“Thanks, very many. I have kept this little slip, not with the least idea, not with the faintest prevision, that I should ever have this need of it. Nor have I cherished it in tender memory of the dear departed. By no means. I have kept it to gloat over it, as a slave might over his ‘free papers.’ And I have gloated over the words that gave me liberty. ‘Died’—‘Lady Mary Anglesea.’ What a pleasure it is to read over these words!”
“Oh! Oh!” groaned Elfrida Force, wringing her hands. “I think the worst punishment in hell must be the society of devils!”
“Ten thousand thanks, if that compliment is intended for me. It seems higher than my merits, but it shall be the aspiration of my life to live up to it,” said the colonel, with a very low bow.
“Why have you demanded this interview with me? Why have you come here to torment me?” demanded the lady, wringing her hands.
“First of all, to show you, and to prove to you, the true relations in which I stand to your daughter.”

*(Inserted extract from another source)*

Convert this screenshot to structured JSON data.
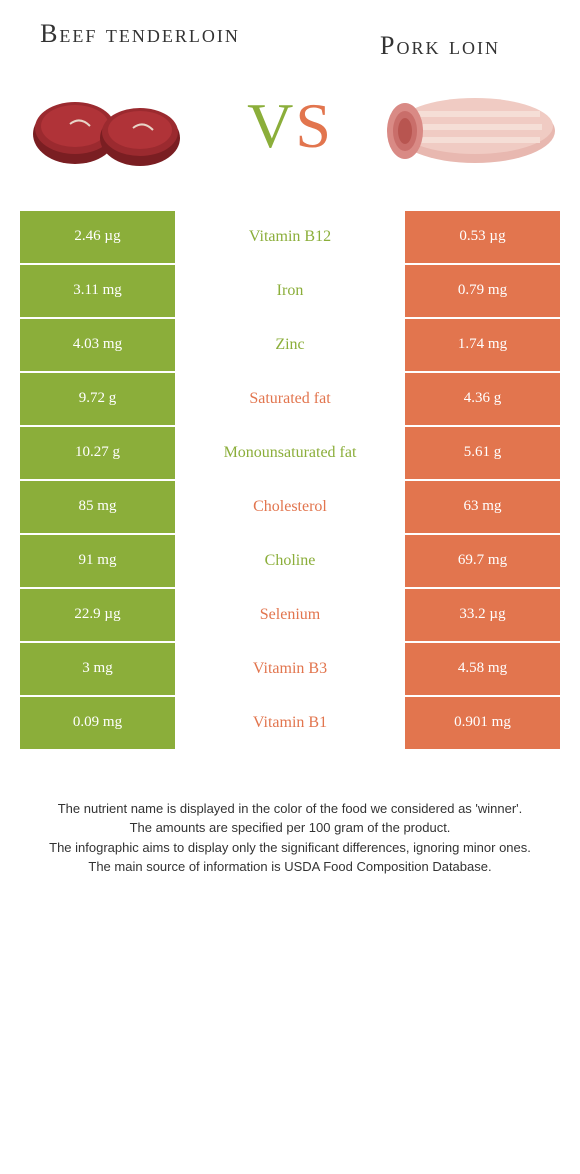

“And of what avail will that be to you? You cannot claim our daughter as your wife without an open confession of having married the Widow Wright during the lifetime of your first wife, and thereby exposing yourself to prosecution for more than one crime, the least of which would send you to State prison—for bigamy, for forgery, for robbery. And do you think your California victim is of a temper and disposition to spare you, when she finds out that she has been so criminally deceived—when she knows that you are not her husband? No! She will prosecute you to the utmost extent of the law. And, even if it were possible to suppose that she could forgive your black villainy, forget her own deep wrongs, and forego vengeance, do you suppose it possible that Abel Force would ever be brought to recognize your claim to his daughter? Never, you may depend on it! He will repudiate your claim as the most shameful insult to his family. He will protect his daughter against you with his life. If needful, he will seek a dissolution of this merely nominal ceremony of marriage in the proper courts of law. Why, Abel Force would see his daughter in her grave before he would see her sacrificed to a man publicly disgraced as you have been!”

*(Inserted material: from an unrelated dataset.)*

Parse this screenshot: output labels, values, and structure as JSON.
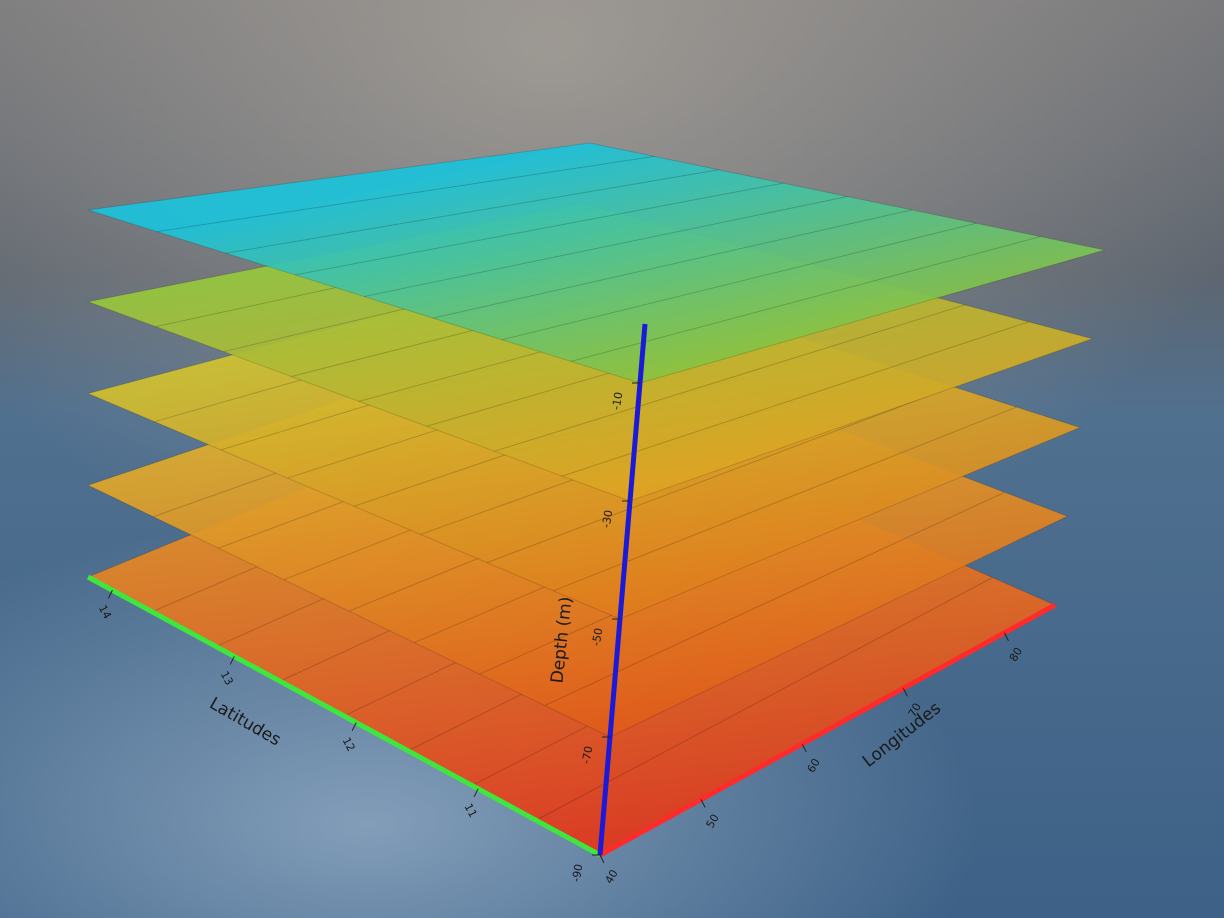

“Quite so. I perfectly understand that. The situation would be exceedingly awkward in any light. So, my lady, I am not so mad as to come here to claim immediate possession of my wife. I came, as I said, to prove to you that I have a legal claim upon her; that I am her lawfully wedded husband; that she is my lawful wife. All this seems tautological, vainly repetitive; but, then, repetitions are really necessary to make an impression on some people—on yourself, as a matter of detail.”
“Be as brief as possible, if you please,” said the lady, much relieved by what he had just told her of his non-intention to put in any present claim to the possession of Odalite.
“I will. I shall leave this part of the country in a few hours, and depart for England within a few days. I really think it is the best course for me to pursue at present.”
“I really think it is,” put in the lady.